¿Reforestación?

[La Razón (Edición Impresa) / Daniel M. Larrea / 08 de octubre de 2015]

Bajo el lema “Un árbol por cada boliviano” se ha retomado la campaña nacional de reforestación con la meta de alcanzar 10 millones de árboles sembrados. A todas luces este emprendimiento surge como una respuesta a las fuertes críticas por la aprobación del DS 2366 que permite la exploración y explotación de hidrocarburos en áreas protegidas.
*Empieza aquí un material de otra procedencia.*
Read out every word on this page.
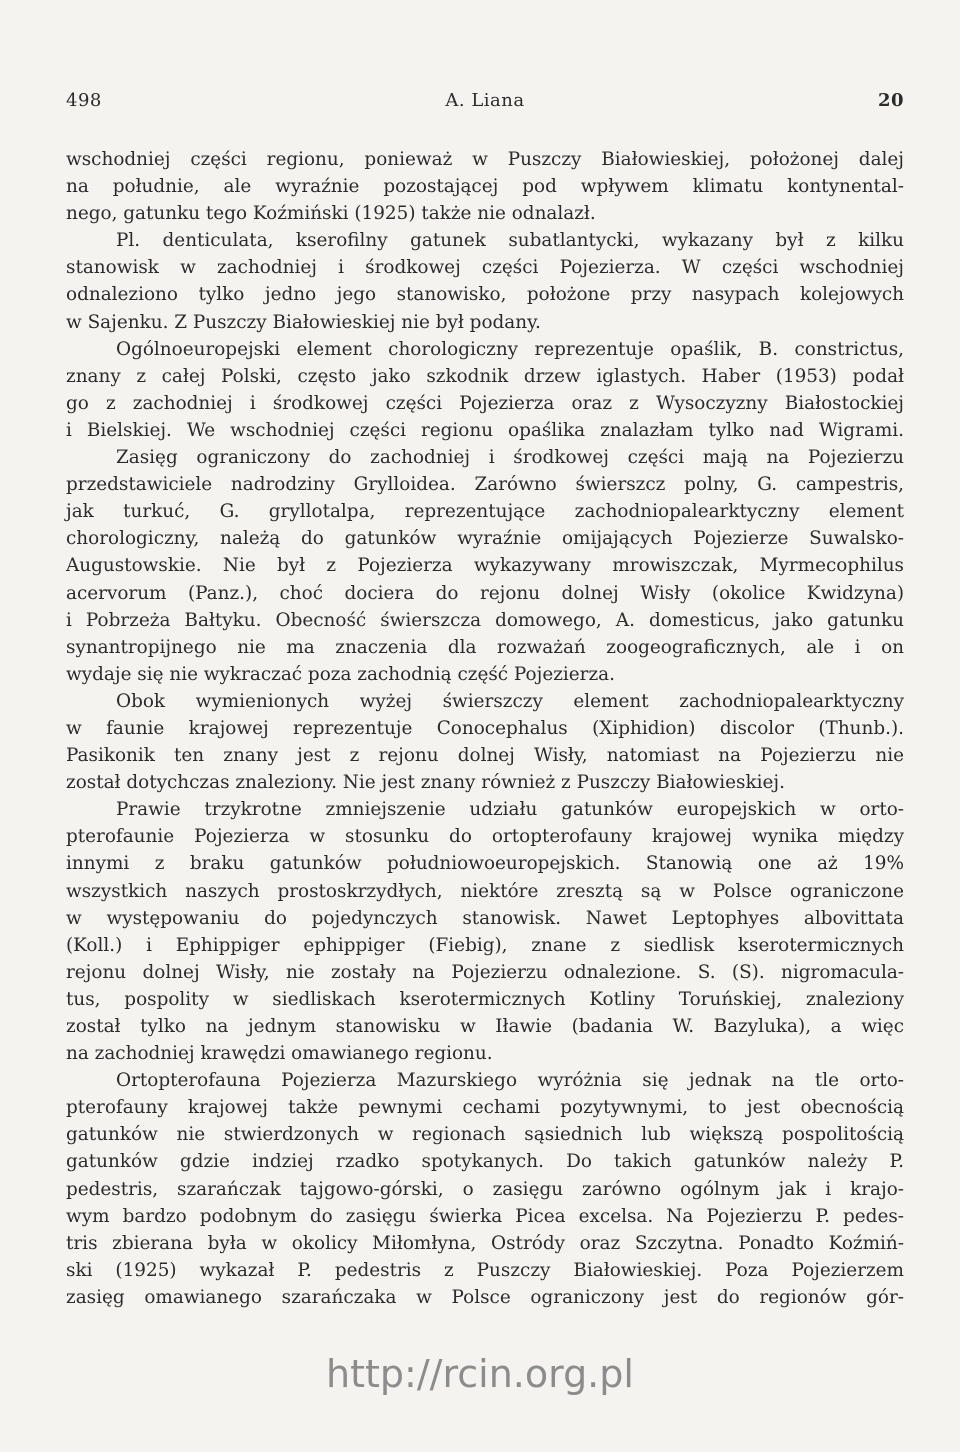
498	A. Liana	20
wschodniej części regionu, ponieważ w Puszczy Białowieskiej, położonej dalej
na południe, ale wyraźnie pozostającej pod wpływem klimatu kontynental-
nego, gatunku tego Koźmiński (1925) także nie odnalazł.
Pl. denticulata, kserofilny gatunek subatlantycki, wykazany był z kilku
stanowisk w zachodniej i środkowej części Pojezierza. W części wschodniej
odnaleziono tylko jedno jego stanowisko, położone przy nasypach kolejowych
w Sajenku. Z Puszczy Białowieskiej nie był podany.
Ogólnoeuropejski element chorologiczny reprezentuje opaślik, B. constrictus,
znany z całej Polski, często jako szkodnik drzew iglastych. Haber (1953) podał
go z zachodniej i środkowej części Pojezierza oraz z Wysoczyzny Białostockiej
i Bielskiej. We wschodniej części regionu opaślika znalazłam tylko nad Wigrami.
Zasięg ograniczony do zachodniej i środkowej części mają na Pojezierzu
przedstawiciele nadrodziny Grylloidea. Zarówno świerszcz polny, G. campestris,
jak turkuć, G. gryllotalpa, reprezentujące zachodniopalearktyczny element
chorologiczny, należą do gatunków wyraźnie omijających Pojezierze Suwalsko-
Augustowskie. Nie był z Pojezierza wykazywany mrowiszczak, Myrmecophilus
acervorum (Panz.), choć dociera do rejonu dolnej Wisły (okolice Kwidzyna)
i Pobrzeża Bałtyku. Obecność świerszcza domowego, A. domesticus, jako gatunku
synantropijnego nie ma znaczenia dla rozważań zoogeograficznych, ale i on
wydaje się nie wykraczać poza zachodnią część Pojezierza.
Obok wymienionych wyżej świerszczy element zachodniopalearktyczny
w faunie krajowej reprezentuje Conocephalus (Xiphidion) discolor (Thunb.).
Pasikonik ten znany jest z rejonu dolnej Wisły, natomiast na Pojezierzu nie
został dotychczas znaleziony. Nie jest znany również z Puszczy Białowieskiej.
Prawie trzykrotne zmniejszenie udziału gatunków europejskich w orto-
pterofaunie Pojezierza w stosunku do ortopterofauny krajowej wynika między
innymi z braku gatunków południowoeuropejskich. Stanowią one aż 19%
wszystkich naszych prostoskrzydłych, niektóre zresztą są w Polsce ograniczone
w występowaniu do pojedynczych stanowisk. Nawet Leptophyes albovittata
(Koll.) i Ephippiger ephippiger (Fiebig), znane z siedlisk kserotermicznych
rejonu dolnej Wisły, nie zostały na Pojezierzu odnalezione. S. (S). nigromacula-
tus, pospolity w siedliskach kserotermicznych Kotliny Toruńskiej, znaleziony
został tylko na jednym stanowisku w Iławie (badania W. Bazyluka), a więc
na zachodniej krawędzi omawianego regionu.
Ortopterofauna Pojezierza Mazurskiego wyróżnia się jednak na tle orto-
pterofauny krajowej także pewnymi cechami pozytywnymi, to jest obecnością
gatunków nie stwierdzonych w regionach sąsiednich lub większą pospolitością
gatunków gdzie indziej rzadko spotykanych. Do takich gatunków należy P.
pedestris, szarańczak tajgowo-górski, o zasięgu zarówno ogólnym jak i krajo-
wym bardzo podobnym do zasięgu świerka Picea excelsa. Na Pojezierzu P. pedes-
tris zbierana była w okolicy Miłomłyna, Ostródy oraz Szczytna. Ponadto Koźmiń-
ski (1925) wykazał P. pedestris z Puszczy Białowieskiej. Poza Pojezierzem
zasięg omawianego szarańczaka w Polsce ograniczony jest do regionów gór-
http://rcin.org.pl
Más allá de esa coyuntura, vale la pena analizar qué significan estos 10 millones de árboles, sobre todo al tratarse de una política pública que favorece, en cierta forma, la recuperación de bosques y que se desprende del marco legal promovido por la Ley 337.

Evidencia científica estima que el número de árboles en una hectárea de bosque amazónico (de los bosques más diversos de Bolivia) oscila entre los 500 y 600, y que en esa superficie pueden encontrarse entre 60 y 140 especies forestales. Asumiendo que los 10 millones de arbolitos llegaran a su estado adulto, 17.000 ha de bosque habrían sido reforestadas. Reportes publicados del Servicio Nacional de Áreas Protegidas (Sernap) y la Fundación Amigos de la Naturaleza (FAN) sugieren que la pérdida anual de bosque en 2000-2010 osciló en torno a las 200.000 ha/año aproximadamente, es decir, que con las 17.000 ha se habría recuperado tan solo el 8,5% del bosque deforestado en un año promedio.
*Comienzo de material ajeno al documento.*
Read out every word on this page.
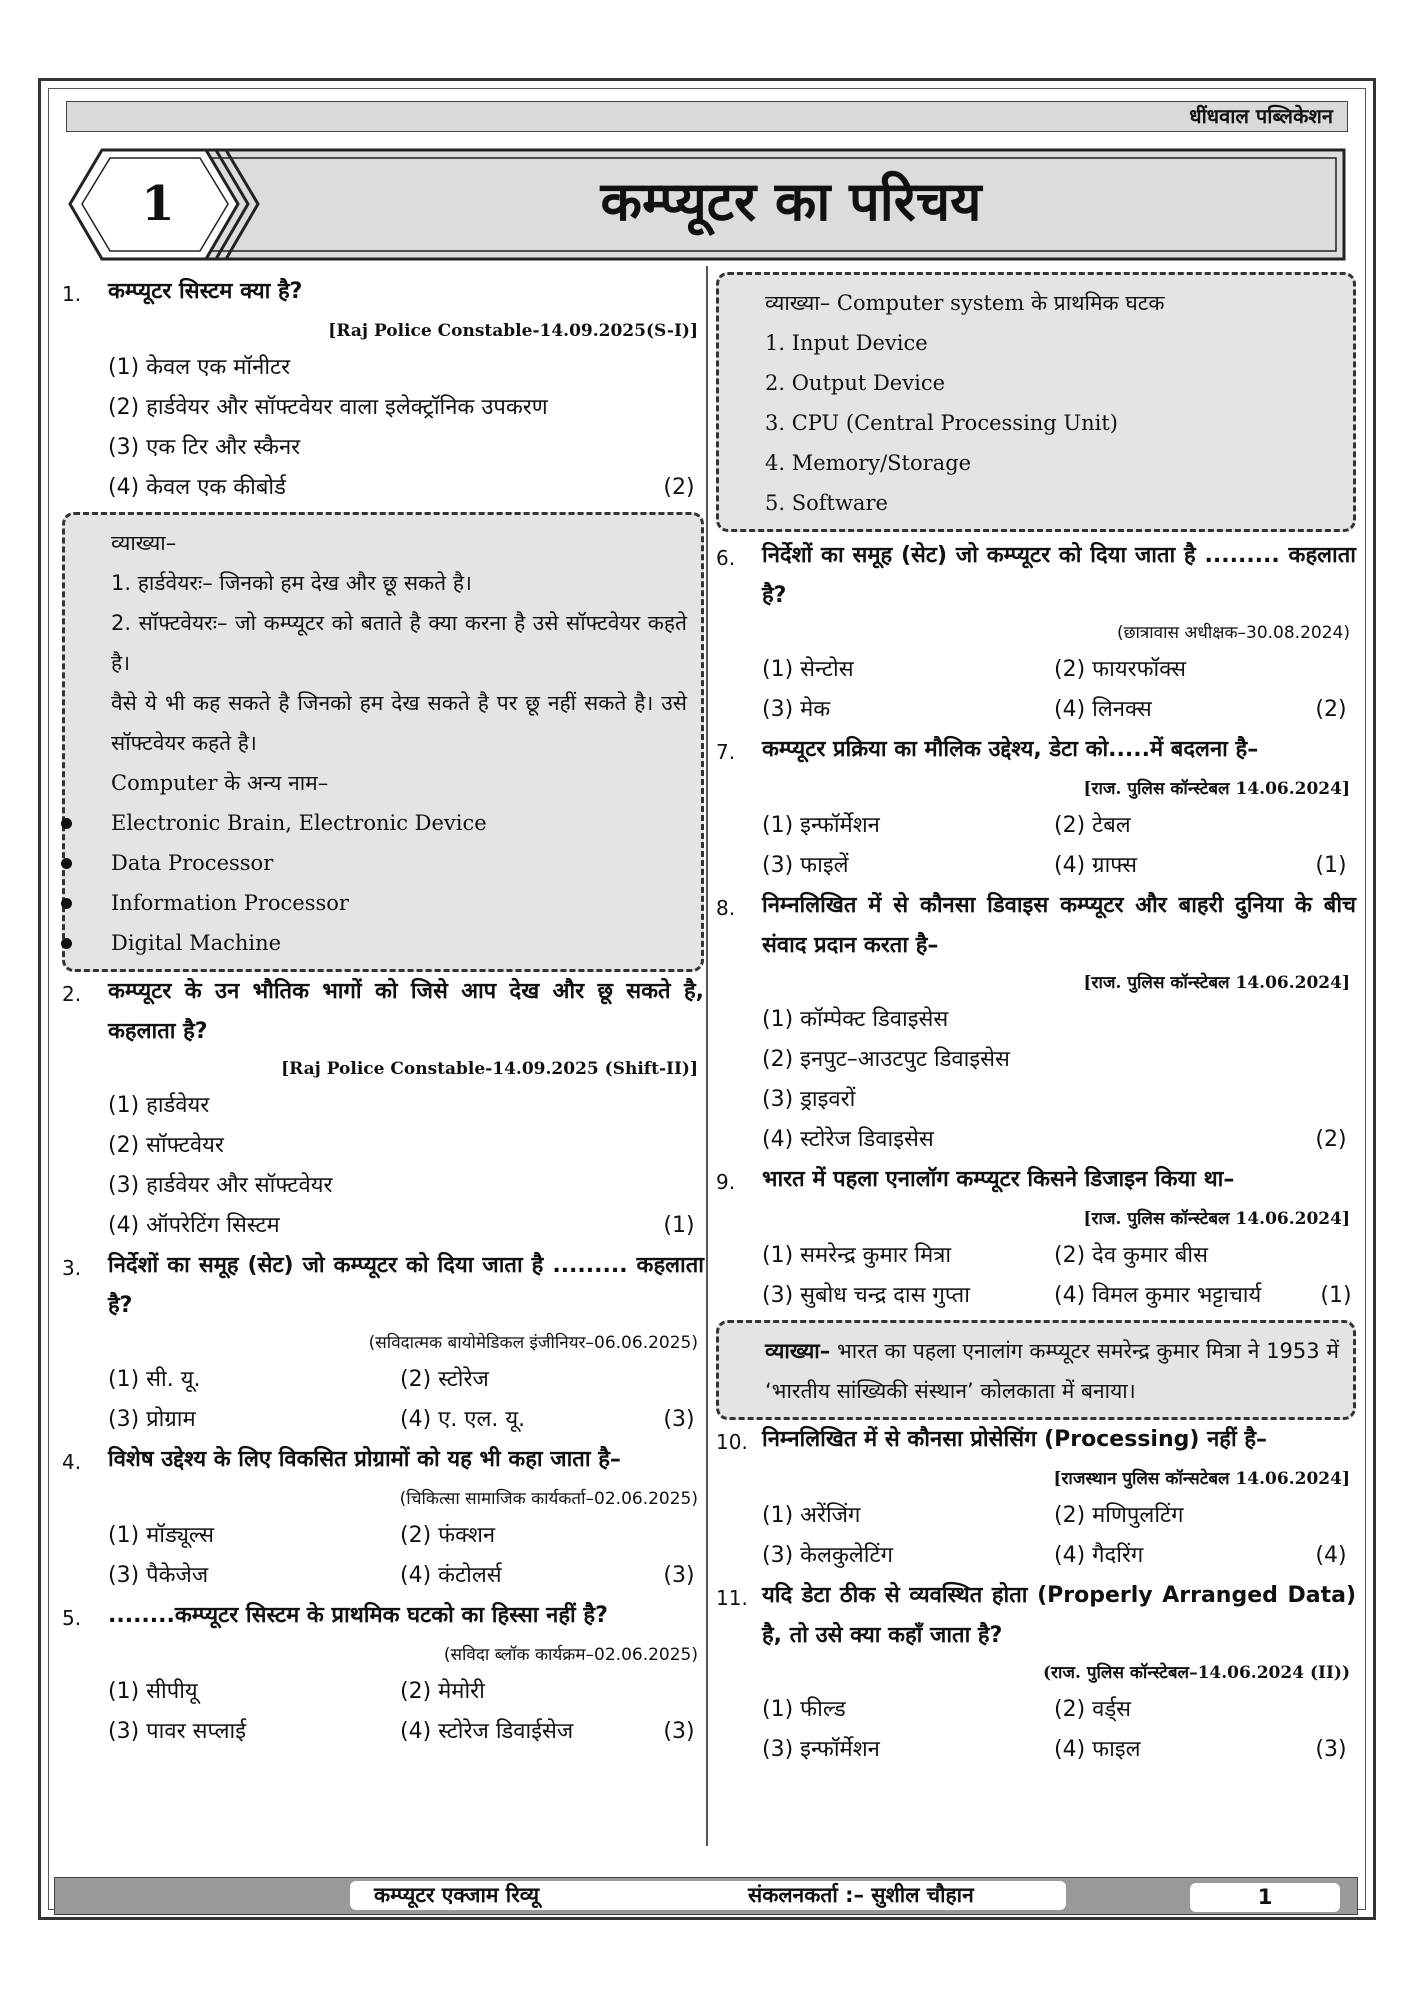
धींधवाल पब्लिकेशन
1	कम्प्यूटर का परिचय
1.	कम्प्यूटर सिस्टम क्या है?
[Raj Police Constable-14.09.2025(S-I)]
(1) केवल एक मॉनीटर
(2) हार्डवेयर और सॉफ्टवेयर वाला इलेक्ट्रॉनिक उपकरण
(3) एक टिर और स्कैनर
(4) केवल एक कीबोर्ड	(2)
व्याख्या–
1. हार्डवेयरः– जिनको हम देख और छू सकते है।
2. सॉफ्टवेयरः– जो कम्प्यूटर को बताते है क्या करना है उसे सॉफ्टवेयर कहते है।
वैसे ये भी कह सकते है जिनको हम देख सकते है पर छू नहीं सकते है। उसे सॉफ्टवेयर कहते है।
Computer के अन्य नाम–
Electronic Brain, Electronic Device
Data Processor
Information Processor
Digital Machine
2.	कम्प्यूटर के उन भौतिक भागों को जिसे आप देख और छू सकते है, कहलाता है?
[Raj Police Constable-14.09.2025 (Shift-II)]
(1) हार्डवेयर
(2) सॉफ्टवेयर
(3) हार्डवेयर और सॉफ्टवेयर
(4) ऑपरेटिंग सिस्टम	(1)
3.	निर्देशों का समूह (सेट) जो कम्प्यूटर को दिया जाता है ......... कहलाता है?
(सविदात्मक बायोमेडिकल इंजीनियर–06.06.2025)
(1) सी. यू.	(2) स्टोरेज
(3) प्रोग्राम	(4) ए. एल. यू.	(3)
4.	विशेष उद्देश्य के लिए विकसित प्रोग्रामों को यह भी कहा जाता है–
(चिकित्सा सामाजिक कार्यकर्ता–02.06.2025)
(1) मॉड्यूल्स	(2) फंक्शन
(3) पैकेजेज	(4) कंटोलर्स	(3)
5.	........कम्प्यूटर सिस्टम के प्राथमिक घटको का हिस्सा नहीं है?
(सविदा ब्लॉक कार्यक्रम–02.06.2025)
(1) सीपीयू	(2) मेमोरी
(3) पावर सप्लाई	(4) स्टोरेज डिवाईसेज	(3)
व्याख्या– Computer system के प्राथमिक घटक
1. Input Device
2. Output Device
3. CPU (Central Processing Unit)
4. Memory/Storage
5. Software
6.	निर्देशों का समूह (सेट) जो कम्प्यूटर को दिया जाता है ......... कहलाता है?
(छात्रावास अधीक्षक–30.08.2024)
(1) सेन्टोस	(2) फायरफॉक्स
(3) मेक	(4) लिनक्स	(2)
7.	कम्प्यूटर प्रक्रिया का मौलिक उद्देश्य, डेटा को.....में बदलना है–
[राज. पुलिस कॉन्स्टेबल 14.06.2024]
(1) इन्फॉर्मेशन	(2) टेबल
(3) फाइलें	(4) ग्राफ्स	(1)
8.	निम्नलिखित में से कौनसा डिवाइस कम्प्यूटर और बाहरी दुनिया के बीच संवाद प्रदान करता है–
[राज. पुलिस कॉन्स्टेबल 14.06.2024]
(1) कॉम्पेक्ट डिवाइसेस
(2) इनपुट–आउटपुट डिवाइसेस
(3) ड्राइवरों
(4) स्टोरेज डिवाइसेस	(2)
9.	भारत में पहला एनालॉग कम्प्यूटर किसने डिजाइन किया था–
[राज. पुलिस कॉन्स्टेबल 14.06.2024]
(1) समरेन्द्र कुमार मित्रा	(2) देव कुमार बीस
(3) सुबोध चन्द्र दास गुप्ता	(4) विमल कुमार भट्टाचार्य	(1)
व्याख्या– भारत का पहला एनालांग कम्प्यूटर समरेन्द्र कुमार मित्रा ने 1953 में ‘भारतीय सांख्यिकी संस्थान’ कोलकाता में बनाया।
10. निम्नलिखित में से कौनसा प्रोसेसिंग (Processing) नहीं है–
[राजस्थान पुलिस कॉन्सटेबल 14.06.2024]
(1) अरेंजिंग	(2) मणिपुलटिंग
(3) केलकुलेटिंग	(4) गैदरिंग	(4)
11. यदि डेटा ठीक से व्यवस्थित होता (Properly Arranged Data) है, तो उसे क्या कहाँ जाता है?
(राज. पुलिस कॉन्स्टेबल–14.06.2024 (II))
(1) फील्ड	(2) वर्ड्स
(3) इन्फॉर्मेशन	(4) फाइल	(3)
कम्प्यूटर एक्जाम रिव्यू	संकलनकर्ता :– सुशील चौहान	1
Sin analizar el hecho de que los arbolitos no serán plantados en las tierras de producción forestal permanente (TPFP) o en las servidumbres ecológicas que se han perdido estos años, y que la mortalidad natural al menos disminuirá la cantidad final de árboles, es plausible pensar que el esfuerzo de alcanzar los 10 millones de árboles plantados ayudará muy discretamente al problema de la pérdida de áreas forestales que ha ocurrido en Bolivia (estimada en más de 4,9 millones de ha desde los 70). Es necesario incluir otros criterios técnicos que complementen esta campaña, por ejemplo, promover y manejar la regeneración o sucesión natural de los bosques que se han perdido. No olvidemos que la regeneración es un proceso inherente al bosque, que ayuda directamente a su restitución estructural (especies y complejidad) y sobre todo la de sus funciones (biomasa, ciclos de nutrientes, etc.).

No podemos negar que la actual campaña puede generar alguna sensibilidad en jóvenes, niños y, por qué no, algunos adultos, sobre todo en aquellos lugares donde se están plantando los arbolitos (por cierto, en muchos casos pinos). Pensar que el éxito del Programa de Forestación y Reforestación depende únicamente de este esfuerzo es simplificar el problema actual de los bosques. Además, la ampliación de la superficie de desmonte de 5 a 20 ha y la verificación de la función económica social (FES) de 2 a 5 años no parecen ir en el mismo sentido, lo que plantea un futuro al menos incierto para nuestros bosques.